Black Books, diffusée sur Channel 4 en 2000, c’est un concentré d’humour noir et de non-sens britannique, servi par un propriétaire de librairie qui semble avoir été conçu par une fusion entre un grizzly mal léché et un poète maudit. La série met en scène Bernard Black, incarné par Dylan Moran, un libraire misanthrope dont la passion pour la littérature ne rivalise qu’avec son mépris pour l’humanité et sa soif perpétuelle de vin. Ici, la librairie n’est pas un havre de paix où l’on vient chercher conseil, mais un champ de mines où entrer, c’est risquer de se faire éjecter pour avoir demandé gentiment "Avez-vous un bon roman ?".
À ses côtés, on trouve Manny Bianco (Bill Bailey), un comptable barbu et optimiste qui se retrouve, par un enchaînement de malentendus et de crises existentielles, à devenir l’assistant – ou plutôt l’otage volontaire – de Bernard.
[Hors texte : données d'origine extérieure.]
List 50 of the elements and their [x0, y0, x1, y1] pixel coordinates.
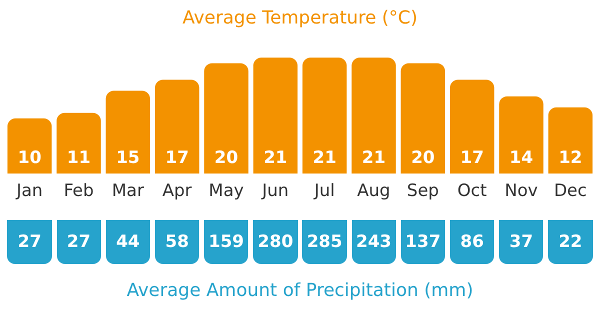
x-tick-label: Dec — [554, 181, 587, 202]
data-label: 285 — [302, 220, 347, 264]
data-label: 21 — [362, 148, 386, 168]
x-tick-label: Jul — [313, 181, 335, 202]
data-label: 17 — [460, 148, 484, 168]
data-label: 22 — [548, 220, 593, 264]
data-label: 37 — [499, 220, 544, 264]
bar — [548, 107, 593, 174]
bar — [204, 63, 248, 174]
data-label: 280 — [253, 220, 298, 264]
text: Average Amount of Precipitation (mm) — [126, 280, 474, 301]
bar — [253, 58, 298, 174]
data-label: 20 — [214, 148, 238, 168]
data-label: 21 — [264, 148, 288, 168]
data-label: 44 — [106, 220, 150, 264]
x-tick-label: Nov — [504, 181, 538, 202]
bar — [400, 63, 446, 174]
data-label: 243 — [352, 220, 396, 264]
x-tick-label: May — [208, 181, 244, 202]
x-tick-label: Jun — [261, 181, 289, 202]
bar — [106, 90, 150, 174]
bar — [56, 112, 101, 174]
x-tick-label: Mar — [112, 181, 144, 202]
x-tick-label: Feb — [64, 181, 94, 202]
data-label: 11 — [66, 148, 91, 168]
x-tick-label: Sep — [406, 181, 439, 202]
bar — [154, 80, 200, 174]
x-tick-label: Jan — [15, 181, 43, 202]
data-label: 27 — [7, 220, 52, 264]
data-label: 12 — [558, 148, 582, 168]
data-label: 20 — [411, 148, 435, 168]
bar — [302, 58, 347, 174]
bar — [499, 96, 544, 174]
data-label: 15 — [116, 148, 140, 168]
data-label: 86 — [450, 220, 494, 264]
x-tick-label: Oct — [457, 181, 488, 202]
bar — [352, 58, 396, 174]
data-label: 159 — [204, 220, 248, 264]
x-tick-label: Aug — [357, 181, 390, 202]
data-label: 17 — [165, 148, 189, 168]
data-label: 58 — [154, 220, 200, 264]
data-label: 27 — [56, 220, 101, 264]
x-tick-label: Apr — [162, 181, 192, 202]
bar — [450, 80, 494, 174]
chart-title: Average Temperature (°C) — [182, 7, 418, 28]
data-label: 10 — [18, 148, 42, 168]
bar — [7, 118, 52, 174]
data-label: 14 — [509, 148, 534, 168]
data-label: 137 — [400, 220, 446, 264]
data-label: 21 — [312, 148, 336, 168]
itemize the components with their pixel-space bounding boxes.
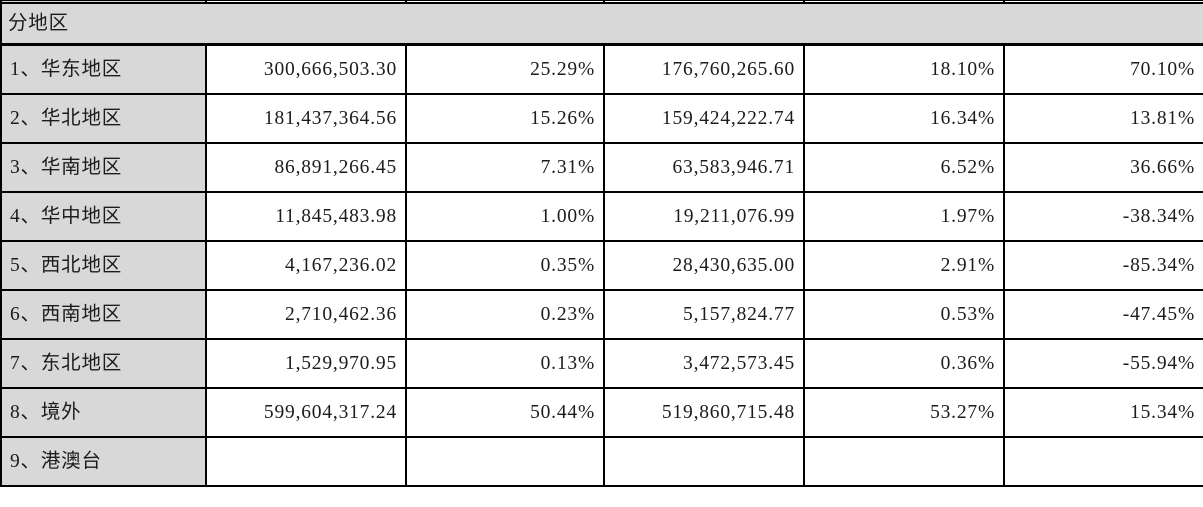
amount-current-cell: 86,891,266.45	[205, 142, 407, 193]
region-cell: 7、东北地区	[0, 338, 207, 389]
pct-current-cell: 15.26%	[405, 93, 605, 144]
pct-change-cell: -47.45%	[1003, 289, 1203, 340]
amount-prior-cell	[603, 436, 805, 487]
pct-prior-cell: 53.27%	[803, 387, 1005, 438]
pct-current-cell: 7.31%	[405, 142, 605, 193]
pct-current-cell: 0.35%	[405, 240, 605, 291]
amount-current-cell: 11,845,483.98	[205, 191, 407, 242]
amount-current-cell: 300,666,503.30	[205, 43, 407, 95]
amount-current-cell: 4,167,236.02	[205, 240, 407, 291]
section-header-label: 分地区	[0, 2, 1203, 46]
table-row: 6、西南地区 2,710,462.36 0.23% 5,157,824.77 0…	[0, 289, 1203, 340]
region-breakdown-table: 分地区 1、华东地区 300,666,503.30 25.29% 176,760…	[0, 0, 1203, 487]
pct-prior-cell: 16.34%	[803, 93, 1005, 144]
pct-change-cell: -38.34%	[1003, 191, 1203, 242]
amount-prior-cell: 28,430,635.00	[603, 240, 805, 291]
amount-prior-cell: 19,211,076.99	[603, 191, 805, 242]
region-cell: 3、华南地区	[0, 142, 207, 193]
table-row: 4、华中地区 11,845,483.98 1.00% 19,211,076.99…	[0, 191, 1203, 242]
amount-current-cell: 1,529,970.95	[205, 338, 407, 389]
pct-current-cell: 1.00%	[405, 191, 605, 242]
pct-change-cell: 36.66%	[1003, 142, 1203, 193]
pct-change-cell: 13.81%	[1003, 93, 1203, 144]
amount-prior-cell: 63,583,946.71	[603, 142, 805, 193]
pct-prior-cell: 0.36%	[803, 338, 1005, 389]
pct-current-cell: 0.13%	[405, 338, 605, 389]
pct-prior-cell: 0.53%	[803, 289, 1005, 340]
amount-current-cell: 181,437,364.56	[205, 93, 407, 144]
pct-current-cell: 25.29%	[405, 43, 605, 95]
table-row: 3、华南地区 86,891,266.45 7.31% 63,583,946.71…	[0, 142, 1203, 193]
pct-current-cell	[405, 436, 605, 487]
region-cell: 1、华东地区	[0, 43, 207, 95]
amount-prior-cell: 5,157,824.77	[603, 289, 805, 340]
table-row: 5、西北地区 4,167,236.02 0.35% 28,430,635.00 …	[0, 240, 1203, 291]
pct-change-cell	[1003, 436, 1203, 487]
amount-current-cell	[205, 436, 407, 487]
amount-current-cell: 2,710,462.36	[205, 289, 407, 340]
region-cell: 2、华北地区	[0, 93, 207, 144]
pct-change-cell: 15.34%	[1003, 387, 1203, 438]
amount-current-cell: 599,604,317.24	[205, 387, 407, 438]
pct-prior-cell: 2.91%	[803, 240, 1005, 291]
region-cell: 9、港澳台	[0, 436, 207, 487]
pct-prior-cell: 18.10%	[803, 43, 1005, 95]
pct-current-cell: 50.44%	[405, 387, 605, 438]
amount-prior-cell: 3,472,573.45	[603, 338, 805, 389]
amount-prior-cell: 519,860,715.48	[603, 387, 805, 438]
region-cell: 4、华中地区	[0, 191, 207, 242]
table-row: 8、境外 599,604,317.24 50.44% 519,860,715.4…	[0, 387, 1203, 438]
table-row: 1、华东地区 300,666,503.30 25.29% 176,760,265…	[0, 43, 1203, 95]
amount-prior-cell: 159,424,222.74	[603, 93, 805, 144]
region-cell: 8、境外	[0, 387, 207, 438]
pct-change-cell: -55.94%	[1003, 338, 1203, 389]
region-cell: 6、西南地区	[0, 289, 207, 340]
pct-change-cell: 70.10%	[1003, 43, 1203, 95]
pct-prior-cell: 6.52%	[803, 142, 1005, 193]
pct-prior-cell	[803, 436, 1005, 487]
section-header-row: 分地区	[0, 2, 1203, 46]
section-header-text: 分地区	[8, 12, 69, 34]
amount-prior-cell: 176,760,265.60	[603, 43, 805, 95]
table-row: 2、华北地区 181,437,364.56 15.26% 159,424,222…	[0, 93, 1203, 144]
pct-current-cell: 0.23%	[405, 289, 605, 340]
pct-change-cell: -85.34%	[1003, 240, 1203, 291]
pct-prior-cell: 1.97%	[803, 191, 1005, 242]
table-row: 7、东北地区 1,529,970.95 0.13% 3,472,573.45 0…	[0, 338, 1203, 389]
table-row: 9、港澳台	[0, 436, 1203, 487]
region-cell: 5、西北地区	[0, 240, 207, 291]
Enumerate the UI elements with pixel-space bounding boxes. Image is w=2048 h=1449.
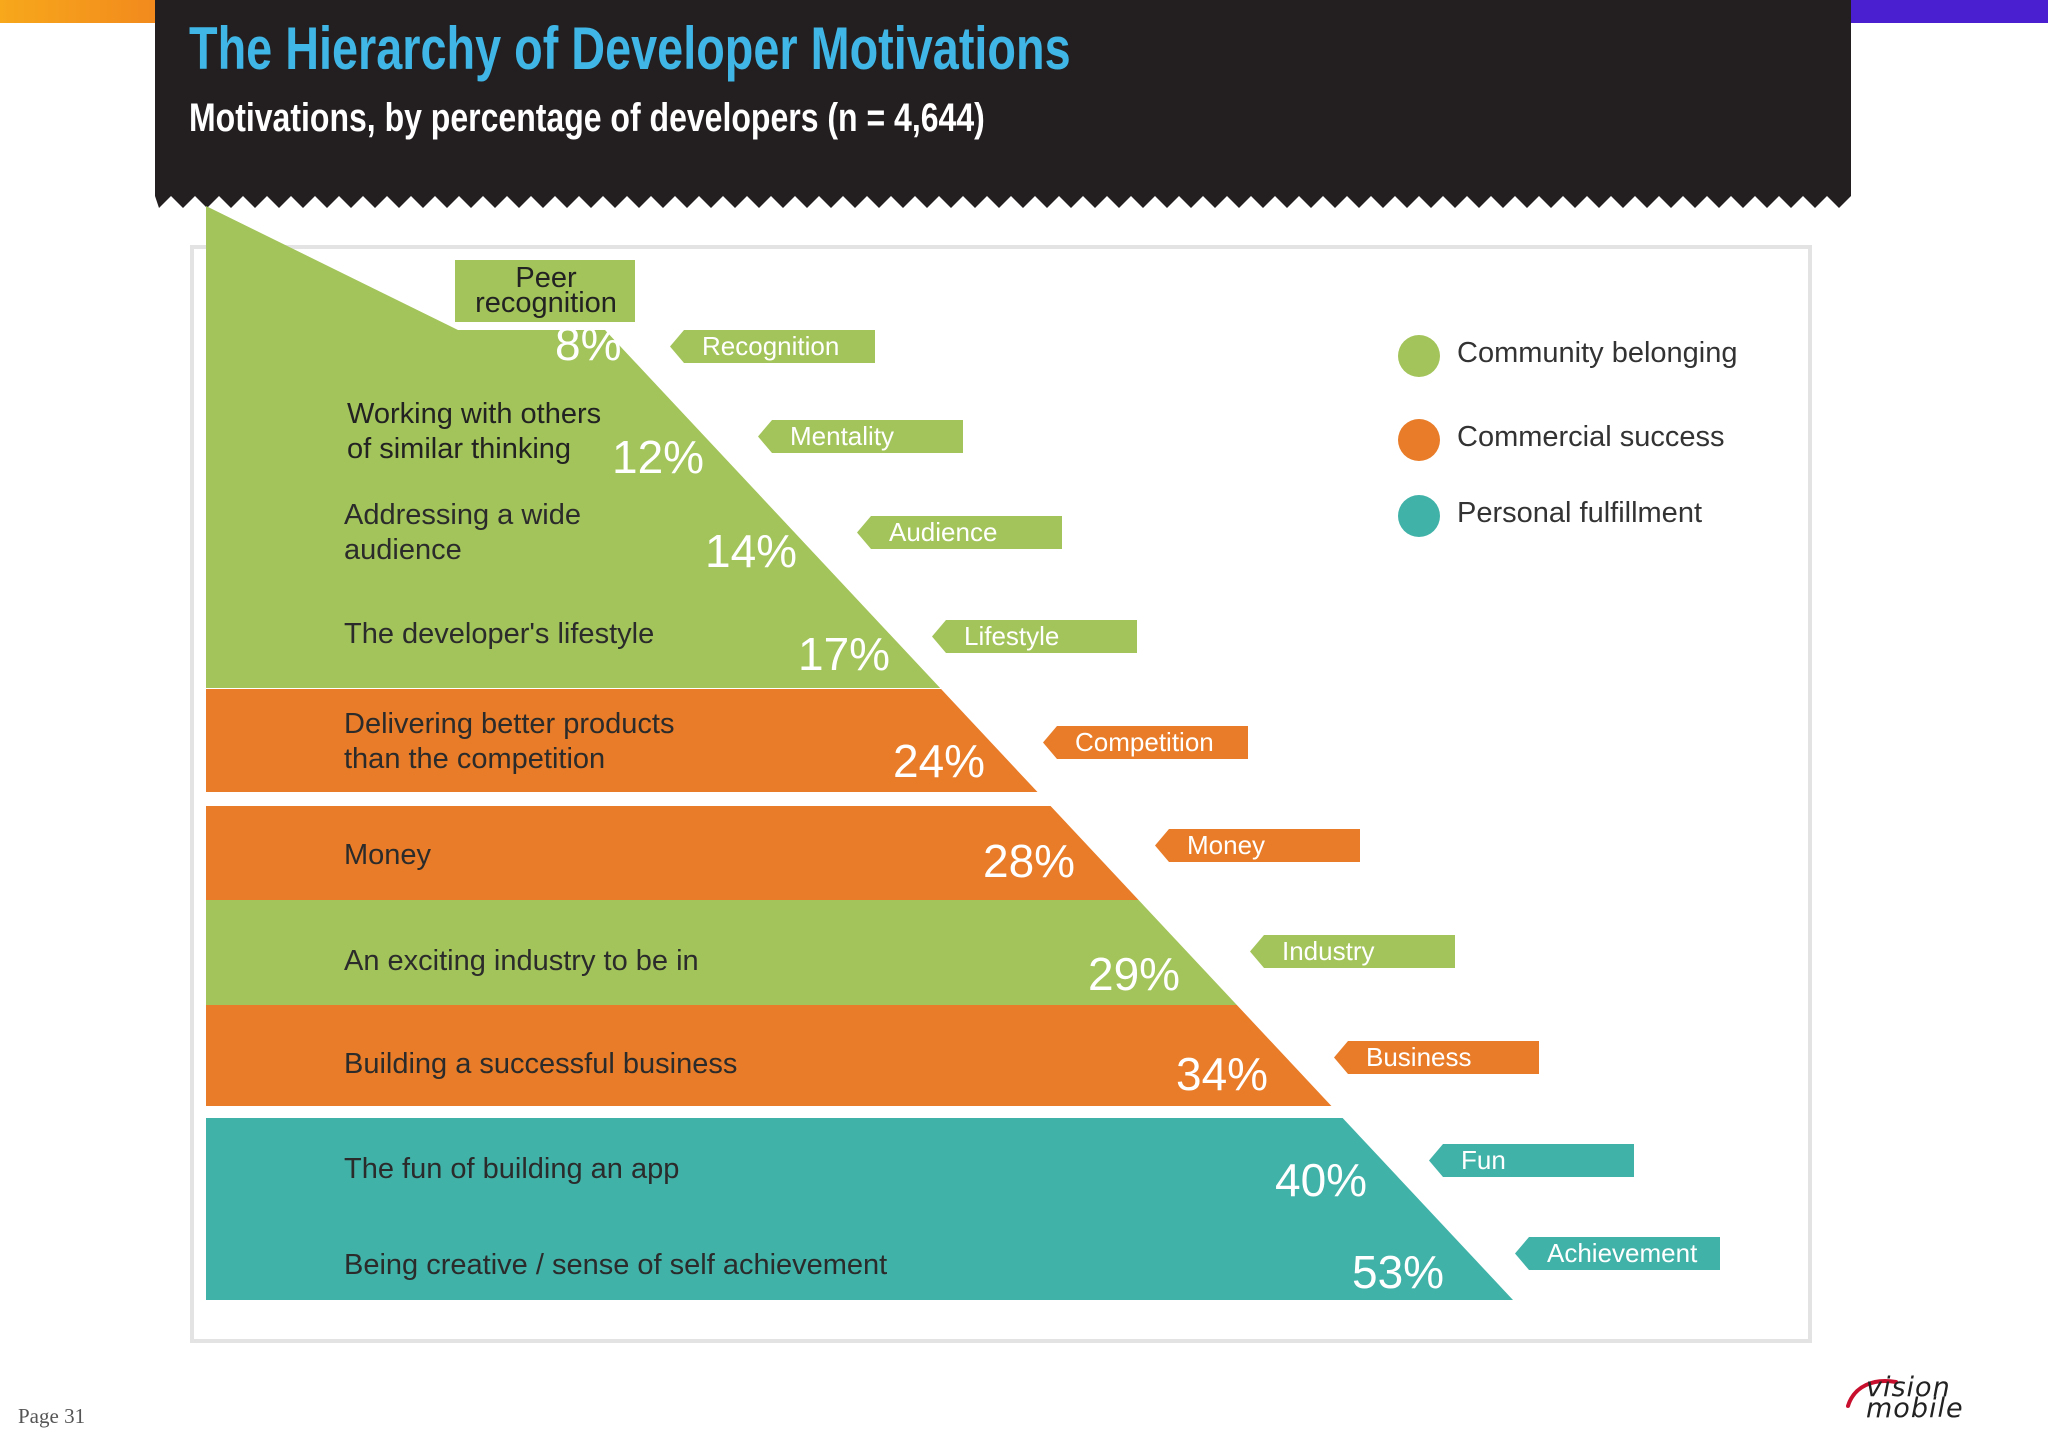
row-value-competition: 24% bbox=[893, 735, 985, 787]
row-label-money: Money bbox=[344, 839, 432, 871]
tag-label-lifestyle: Lifestyle bbox=[964, 621, 1059, 651]
tag-lifestyle bbox=[932, 620, 1137, 653]
banner-background bbox=[155, 0, 1851, 208]
row-value-achievement: 53% bbox=[1352, 1246, 1444, 1298]
page-number: Page 31 bbox=[18, 1404, 86, 1428]
legend-label-community: Community belonging bbox=[1457, 337, 1738, 369]
row-label-mentality: Working with others bbox=[347, 398, 601, 430]
row-label-industry: An exciting industry to be in bbox=[344, 945, 699, 977]
row-value-lifestyle: 17% bbox=[798, 628, 890, 680]
pyramid-band-competition bbox=[206, 689, 1038, 792]
row-label-audience: audience bbox=[344, 534, 462, 566]
vision-mobile-logo: vision mobile bbox=[1838, 1372, 1998, 1428]
row-label-recognition: Peer bbox=[515, 262, 577, 294]
legend-item-personal: Personal fulfillment bbox=[1398, 493, 1838, 537]
row-label-recognition: recognition bbox=[475, 287, 617, 319]
row-value-mentality: 12% bbox=[612, 431, 704, 483]
row-value-fun: 40% bbox=[1275, 1154, 1367, 1206]
row-value-industry: 29% bbox=[1088, 948, 1180, 1000]
row-label-business: Building a successful business bbox=[344, 1048, 737, 1080]
tag-mentality bbox=[758, 420, 963, 453]
row-label-competition: Delivering better products bbox=[344, 708, 674, 740]
row-label-fun: The fun of building an app bbox=[344, 1153, 679, 1185]
row-value-business: 34% bbox=[1176, 1048, 1268, 1100]
logo-word-vision: vision bbox=[1866, 1372, 1951, 1403]
legend-item-community: Community belonging bbox=[1398, 333, 1838, 377]
peer-recognition-box bbox=[455, 260, 635, 322]
tag-business bbox=[1334, 1041, 1539, 1074]
tag-label-business: Business bbox=[1366, 1042, 1472, 1072]
row-label-achievement: Being creative / sense of self achieveme… bbox=[344, 1249, 887, 1281]
tag-money bbox=[1155, 829, 1360, 862]
tag-label-audience: Audience bbox=[889, 517, 997, 547]
row-label-lifestyle: The developer's lifestyle bbox=[344, 618, 654, 650]
page-title: The Hierarchy of Developer Motivations bbox=[189, 15, 1071, 82]
tag-fun bbox=[1429, 1144, 1634, 1177]
legend-dot-commercial bbox=[1398, 419, 1440, 461]
row-label-competition: than the competition bbox=[344, 743, 605, 775]
tag-label-money: Money bbox=[1187, 830, 1265, 860]
tag-label-mentality: Mentality bbox=[790, 421, 894, 451]
page-subtitle: Motivations, by percentage of developers… bbox=[189, 96, 985, 140]
tag-recognition bbox=[670, 330, 875, 363]
pyramid-band-fun bbox=[206, 1118, 1513, 1300]
accent-bar-right bbox=[1851, 0, 2048, 23]
title-banner: The Hierarchy of Developer Motivations M… bbox=[155, 0, 1851, 210]
tag-label-competition: Competition bbox=[1075, 727, 1214, 757]
pyramid-band-industry bbox=[206, 900, 1237, 1005]
legend-label-commercial: Commercial success bbox=[1457, 421, 1725, 453]
accent-bar-left bbox=[0, 0, 155, 23]
legend-label-personal: Personal fulfillment bbox=[1457, 497, 1702, 529]
pyramid-region-community-top bbox=[206, 206, 941, 688]
row-value-recognition: 8% bbox=[555, 318, 621, 370]
tag-industry bbox=[1250, 935, 1455, 968]
tag-label-fun: Fun bbox=[1461, 1145, 1506, 1175]
row-value-audience: 14% bbox=[705, 525, 797, 577]
row-label-mentality: of similar thinking bbox=[347, 433, 571, 465]
tag-audience bbox=[857, 516, 1062, 549]
legend-dot-personal bbox=[1398, 495, 1440, 537]
row-label-audience: Addressing a wide bbox=[344, 499, 581, 531]
legend-dot-community bbox=[1398, 335, 1440, 377]
tag-achievement bbox=[1515, 1237, 1720, 1270]
logo-word-mobile: mobile bbox=[1866, 1393, 1964, 1424]
tag-label-industry: Industry bbox=[1282, 936, 1375, 966]
tag-label-recognition: Recognition bbox=[702, 331, 839, 361]
row-value-money: 28% bbox=[983, 835, 1075, 887]
tag-label-achievement: Achievement bbox=[1547, 1238, 1698, 1268]
pyramid-band-business bbox=[206, 1005, 1332, 1106]
logo-swoosh-icon bbox=[1846, 1379, 1898, 1408]
tag-competition bbox=[1043, 726, 1248, 759]
legend-item-commercial: Commercial success bbox=[1398, 417, 1838, 461]
pyramid-band-money bbox=[206, 806, 1139, 900]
Leur duo est l’incarnation parfaite du yin et du yang : Bernard est l’incarnation du chaos et de la mauvaise humeur, tandis que Manny, avec son sourire naïf et ses cheveux indomptables, essaie désespérément de mettre un peu d’ordre dans ce bazar bibliophile.
Et puis il y a Fran Katzenjammer (Tamsin Greig), la voisine et amie du duo, qui complète le trio infernal avec ses propres névroses et sa capacité à se perdre dans des réflexions absurdes. Fran est le genre de personne qui pourrait philosopher sur l’utilité des boutons d’ascenseur tout en essayant de séduire un inconnu qui, soyons honnêtes, n’a aucune chance.
La force de Black Books réside dans son écriture acérée et son humour volontairement exagéré. Chaque épisode est un enchaînement de dialogues savoureux, de punchlines absurdes, et de situations où la logique se fait la malle dès la première scène. Le ton oscille entre l’ironie mordante et le surréalisme total, avec des intrigues qui passent de la gestion d’une librairie en crise (souvent parce que Bernard refuse obstinément de vendre des livres) à des épisodes où Manny devient, par exemple, un gourou du bien-être après avoir accidentellement avalé un livre de développement personnel.
L’un des points forts de la série est la dynamique entre Bernard et Manny. Leur relation est un ballet désorganisé où chaque tentative de Manny de moderniser ou de sauver la librairie est sabotée par Bernard, qui préfère passer sa journée à picoler et à lancer des répliques sarcastiques depuis son fauteuil couvert de miettes. C’est une amitié faite de tolérance mutuelle et de violence verbale, où l’amour fraternel se cache derrière chaque insulte et chaque regard désabusé.
Visuellement, Black Books est un délice de désordre organisé. La librairie elle-même est un personnage à part entière : poussiéreuse, encombrée de piles de livres et de reliques improbables, elle reflète parfaitement l’état d’esprit chaotique de Bernard. Chaque coin semble raconter l’histoire d’une querelle passée ou d’un client qui n’a jamais retrouvé la sortie.
Pour ceux qui aiment l’humour noir et les comédies où le cynisme est roi, Black Books est une véritable perle. Les situations absurdes, les personnages délicieusement imparfaits et l’humour sec vous feront passer de l’éclat de rire au "Mais pourquoi je ris à ça ?" en un instant. Certes, si vous n’êtes pas fan de l’humour où le protagoniste principal est fondamentalement un antihéros mal embouché, l’expérience peut sembler déroutante. Mais pour tous les autres, c’est une série qui se déguste comme un bon vin rouge : avec modération, mais souvent avec un sourire coupable.
En résumé, Black Books est une ode à l’anti-conformisme, au sarcasme, et aux amitiés improbables. C’est une série où lire un livre n’est jamais un acte innocent et où chaque visiteur est potentiellement une nuisance. Si vous avez toujours rêvé d’entrer dans une librairie où l’accueil est aussi chaleureux qu’un hiver à Londres et où l’honnêteté brutale est la norme, alors ouvrez les pages de Black Books et préparez-vous à une avalanche de rires et de répliques cinglantes.